1.2.2 In its further letter of 3 June 2022, the respondent expanded slightly on its inventive step objection based on D7 alone, arguing that an 'alternative source of cooling air' could not be the problem to be solved since there was no alternative to inducing cooling air from the rotor-bearing plenum, other than taking this through the rotor itself. This argument is not accepted. Firstly it is noted that these are not the sole two options available to the skilled person. In addition to inducing cooling air from the rotor bearing plenum or through the rotor (as in D8, see Fig. 4; AF01 to AF04), it could alternatively be guided to the rotor blades via a path external to the rotor shaft (such as in D9, see particularly paragraph [0056], Fig. 2) or even via pipes feeding the cooling air from outside the turbine. However, irrespective of this, the respondent has failed to cite a single document in which the cooling air used for cooling the last turbine stage is induced from a rotor bearing plenum, such air being particularly suited for cooling since the air in a bearing plenum is typically slow moving and at low/atmospheric pressure. It thus follows that, while the skilled person indeed could have modified D7 by taking the cooling air from the rotor bearing plenum, the respondent has failed to provide a persuasive argument as to why the skilled person would do so. Consequently, the modification of D7 to provide cooling air from the rotor bearing plenum to the last turbine stage is not obvious to the skilled person when considering D7 alone or even when considering D7 in the light of common general knowledge.
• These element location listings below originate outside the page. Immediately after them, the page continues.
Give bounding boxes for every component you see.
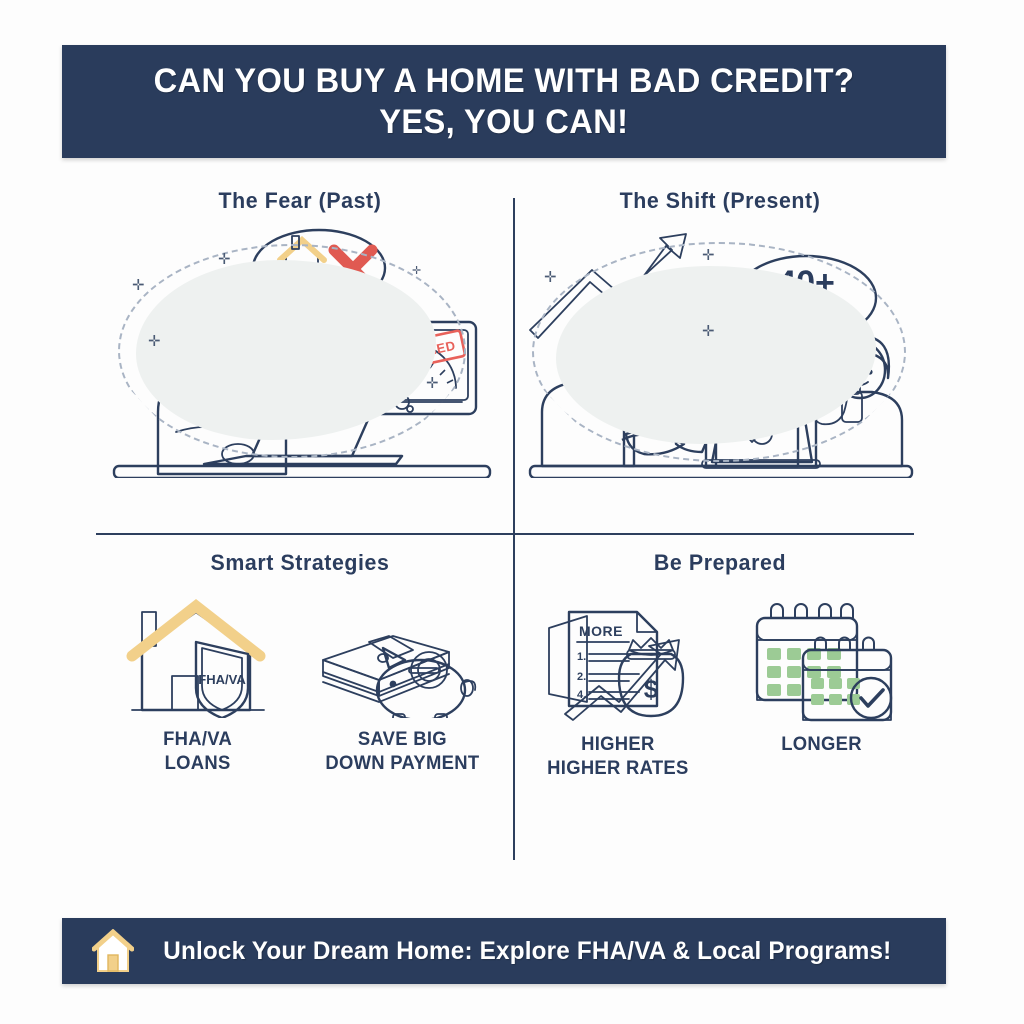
quadrant-title-be-prepared: Be Prepared xyxy=(522,550,918,576)
sparkle-icon: ✛ xyxy=(702,324,715,339)
sparkle-icon: ✛ xyxy=(132,278,145,293)
desk-surface xyxy=(114,466,490,478)
shift-illustration: ✛ ✛ ✛ 40+ APPROVALS xyxy=(516,226,924,478)
sparkle-icon: ✛ xyxy=(426,376,439,391)
quadrant-the-fear: The Fear (Past) ✛ ✛ ✛ ✛ ✛ xyxy=(96,188,504,528)
quadrant-the-shift: The Shift (Present) ✛ ✛ ✛ xyxy=(516,188,924,528)
quadrant-smart-strategies: Smart Strategies FHA/VA FHA/VA xyxy=(96,536,504,876)
caption-line: SAVE BIG xyxy=(325,728,479,752)
sparkle-icon: ✛ xyxy=(148,334,161,349)
money-symbol: $ xyxy=(644,674,659,704)
quadrant-title-the-fear: The Fear (Past) xyxy=(102,188,498,214)
prepared-icon-row: MORE 1. 2. 4. $ xyxy=(516,598,924,774)
caption-line: LOANS xyxy=(164,752,233,776)
caption-line: FHA/VA xyxy=(164,728,233,752)
shield-label: FHA/VA xyxy=(198,672,246,687)
footer-cta-text: Unlock Your Dream Home: Explore FHA/VA &… xyxy=(163,937,891,966)
caption-line: LONGER xyxy=(782,733,863,757)
quadrant-title-main: The Shift xyxy=(620,188,717,213)
strategy-item-down-payment: SAVE BIG DOWN PAYMENT xyxy=(300,598,504,776)
prepared-item-longer: LONGER xyxy=(720,598,924,757)
quadrant-title-main: The Fear xyxy=(219,188,313,213)
prepared-caption-longer: LONGER xyxy=(782,733,863,757)
quadrant-grid: The Fear (Past) ✛ ✛ ✛ ✛ ✛ xyxy=(96,188,916,870)
doc-list-item: 1. xyxy=(577,651,586,663)
prepared-item-higher-rates: MORE 1. 2. 4. $ xyxy=(516,598,720,781)
horizontal-divider xyxy=(96,533,914,535)
caption-line: HIGHER RATES xyxy=(547,757,688,781)
infographic-page: Can You Buy a Home With Bad Credit? Yes,… xyxy=(0,0,1024,1024)
strategy-caption-fha-va: FHA/VA LOANS xyxy=(164,728,233,776)
decorative-dashed-arc xyxy=(532,242,906,462)
strategies-icon-row: FHA/VA FHA/VA LOANS xyxy=(96,598,504,774)
quadrant-title-paren: (Past) xyxy=(319,188,382,213)
header-banner: Can You Buy a Home With Bad Credit? Yes,… xyxy=(62,45,946,158)
strategy-item-fha-va: FHA/VA FHA/VA LOANS xyxy=(96,598,300,776)
sparkle-icon: ✛ xyxy=(412,266,421,277)
quadrant-title-paren: (Present) xyxy=(723,188,821,213)
sparkle-icon: ✛ xyxy=(218,252,231,267)
header-title-line2: Yes, You Can! xyxy=(379,102,628,142)
caption-line: DOWN PAYMENT xyxy=(325,752,479,776)
doc-list-item: 2. xyxy=(577,671,586,683)
doc-title: MORE xyxy=(579,623,623,639)
calendars-check-icon xyxy=(747,598,897,723)
footer-house-icon xyxy=(92,929,134,973)
fear-illustration: ✛ ✛ ✛ ✛ ✛ xyxy=(96,226,504,478)
header-title-line1: Can You Buy a Home With Bad Credit? xyxy=(154,61,855,101)
quadrant-title-smart-strategies: Smart Strategies xyxy=(102,550,498,576)
vertical-divider xyxy=(513,198,515,860)
strategy-caption-down-payment: SAVE BIG DOWN PAYMENT xyxy=(325,728,479,776)
quadrant-be-prepared: Be Prepared MORE 1. 2. xyxy=(516,536,924,876)
prepared-caption-higher-rates: HIGHER HIGHER RATES xyxy=(547,733,688,781)
quadrant-title-the-shift: The Shift (Present) xyxy=(522,188,918,214)
house-shield-fha-va-icon: FHA/VA xyxy=(118,598,278,718)
documents-money-bag-rising-arrow-icon: MORE 1. 2. 4. $ xyxy=(533,598,703,723)
footer-cta-banner[interactable]: Unlock Your Dream Home: Explore FHA/VA &… xyxy=(62,918,946,984)
cash-stack-piggy-bank-icon xyxy=(317,598,487,718)
caption-line: HIGHER xyxy=(547,733,688,757)
sparkle-icon: ✛ xyxy=(544,270,557,285)
sparkle-icon: ✛ xyxy=(702,248,715,263)
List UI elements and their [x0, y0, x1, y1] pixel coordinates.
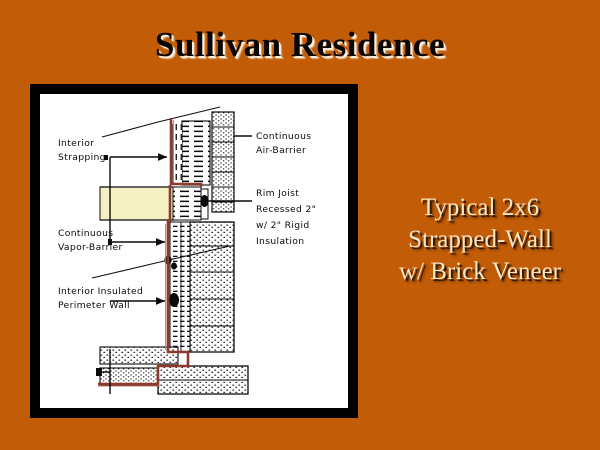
- label-vapor-barrier-line2: Vapor-Barrier: [58, 242, 123, 253]
- page-title: Sullivan Residence: [0, 24, 600, 65]
- label-vapor-barrier-line1: Continuous: [58, 228, 113, 239]
- interior-insulated-perimeter-wall-shape: [169, 222, 190, 352]
- caption-line-3: w/ Brick Veneer: [366, 256, 594, 288]
- wall-section-drawing: Interior Strapping Continuous Vapor-Barr…: [40, 94, 348, 408]
- floor-assembly: [100, 187, 209, 220]
- caption-line-2: Strapped-Wall: [366, 224, 594, 256]
- diagram-frame: Interior Strapping Continuous Vapor-Barr…: [30, 84, 358, 418]
- foundation-wall: [190, 222, 234, 352]
- label-rim-joist-line2: Recessed 2": [256, 204, 316, 215]
- slide-canvas: Sullivan Residence: [0, 0, 600, 450]
- upper-stud-cavity: [173, 121, 210, 185]
- label-perimeter-wall-line1: Interior Insulated: [58, 286, 143, 297]
- caption-block: Typical 2x6 Strapped-Wall w/ Brick Venee…: [366, 192, 594, 288]
- label-air-barrier-line2: Air-Barrier: [256, 145, 306, 156]
- label-rim-joist-line1: Rim Joist: [256, 188, 299, 199]
- label-air-barrier-line1: Continuous: [256, 131, 311, 142]
- label-rim-joist-line4: Insulation: [256, 236, 304, 247]
- label-interior-strapping-line1: Interior: [58, 138, 94, 149]
- brick-veneer-column: [212, 112, 234, 212]
- wall-section-diagram: Interior Strapping Continuous Vapor-Barr…: [40, 94, 348, 408]
- label-perimeter-wall-line2: Perimeter Wall: [58, 300, 130, 311]
- label-rim-joist-line3: w/ 2" Rigid: [256, 220, 310, 231]
- label-interior-strapping-line2: Strapping: [58, 152, 106, 163]
- caption-line-1: Typical 2x6: [366, 192, 594, 224]
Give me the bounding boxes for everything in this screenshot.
1.2.3 Summarising, the Board finds the inventive step attack based on D7 alone to be unsubstantiated. Even if the attack were considered in substance, it is found not to be persuasive.
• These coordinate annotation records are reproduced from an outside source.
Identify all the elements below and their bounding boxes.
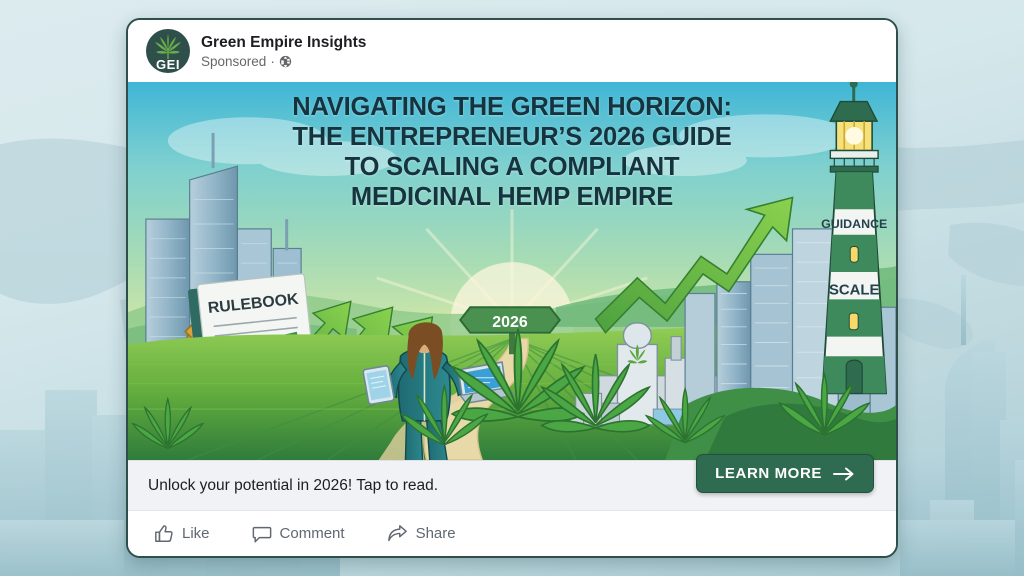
cta-bar: Unlock your potential in 2026! Tap to re… <box>128 460 896 510</box>
comment-label: Comment <box>280 525 345 542</box>
like-label: Like <box>182 525 210 542</box>
avatar[interactable]: GEI <box>146 29 190 73</box>
lighthouse-band-top-text: GUIDANCE <box>821 217 887 231</box>
thumbs-up-icon <box>154 524 174 544</box>
share-arrow-icon <box>387 524 408 544</box>
creative-headline: NAVIGATING THE GREEN HORIZON: THE ENTREP… <box>128 92 896 212</box>
ad-actions-bar: Like Comment Share <box>128 510 896 556</box>
city-skyline-right-bg <box>900 275 1024 576</box>
learn-more-button[interactable]: LEARN MORE <box>696 454 874 493</box>
learn-more-label: LEARN MORE <box>715 465 822 482</box>
lighthouse-band-bottom-text: SCALE <box>829 283 880 299</box>
header-text-group: Green Empire Insights Sponsored · <box>201 34 366 69</box>
signpost-label-text: 2026 <box>492 314 528 331</box>
tablet <box>363 365 395 404</box>
like-button[interactable]: Like <box>154 524 210 544</box>
share-button[interactable]: Share <box>387 524 456 544</box>
ad-header: GEI Green Empire Insights Sponsored · <box>128 20 896 82</box>
headline-line-2: THE ENTREPRENEUR’S 2026 GUIDE <box>156 122 868 152</box>
sponsored-label: Sponsored <box>201 54 266 69</box>
share-label: Share <box>416 525 456 542</box>
headline-line-4: MEDICINAL HEMP EMPIRE <box>156 182 868 212</box>
headline-line-3: TO SCALING A COMPLIANT <box>156 152 868 182</box>
sponsored-ad-card[interactable]: GEI Green Empire Insights Sponsored · <box>126 18 898 558</box>
avatar-initials: GEI <box>146 58 190 71</box>
sponsored-line: Sponsored · <box>201 54 366 69</box>
arrow-right-icon <box>833 467 855 481</box>
speech-bubble-icon <box>252 524 272 544</box>
globe-icon <box>279 55 292 68</box>
separator-dot: · <box>270 54 275 69</box>
headline-line-1: NAVIGATING THE GREEN HORIZON: <box>156 92 868 122</box>
comment-button[interactable]: Comment <box>252 524 345 544</box>
page-name[interactable]: Green Empire Insights <box>201 34 366 52</box>
ad-creative-image[interactable]: RULEBOOK COMPLIANT <box>128 82 896 460</box>
cta-text: Unlock your potential in 2026! Tap to re… <box>148 477 438 495</box>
1.3 In conclusion the Board finds the subject-matter of claim 1 to involve an inventive step (Article 56 EPC).
2. Remittal according to Article 111(1) EPC
2.1 According to Article 111(1) EPC 1973, when deciding on an appeal, the Board may either exercise any power within the competence of the department which was responsible for the decision appealed or remit the case to that department for further prosecution.
2.2 In view of the now much narrower subject-matter in claim 1 relative to that granted, the Board exercised its discretion to remit the case to the opposition division to adapt the description to the amended claims with requisite care. A particular thing to consider relates to claim 1 having been delimited in a two-part form with respect to D7 such that, in this particular case, and in view of the large number of features of claim 1 disclosed by D7, the opposition division should consider the appropriateness of citing this document in the description.
Order
For these reasons it is decided that:
1. The decision under appeal is set aside.
2. The case is remitted to the opposition division with the order to maintain the patent on the basis of claims 1 to 4 as filed in the oral proceedings before the Board and a description to be adapted accordingly.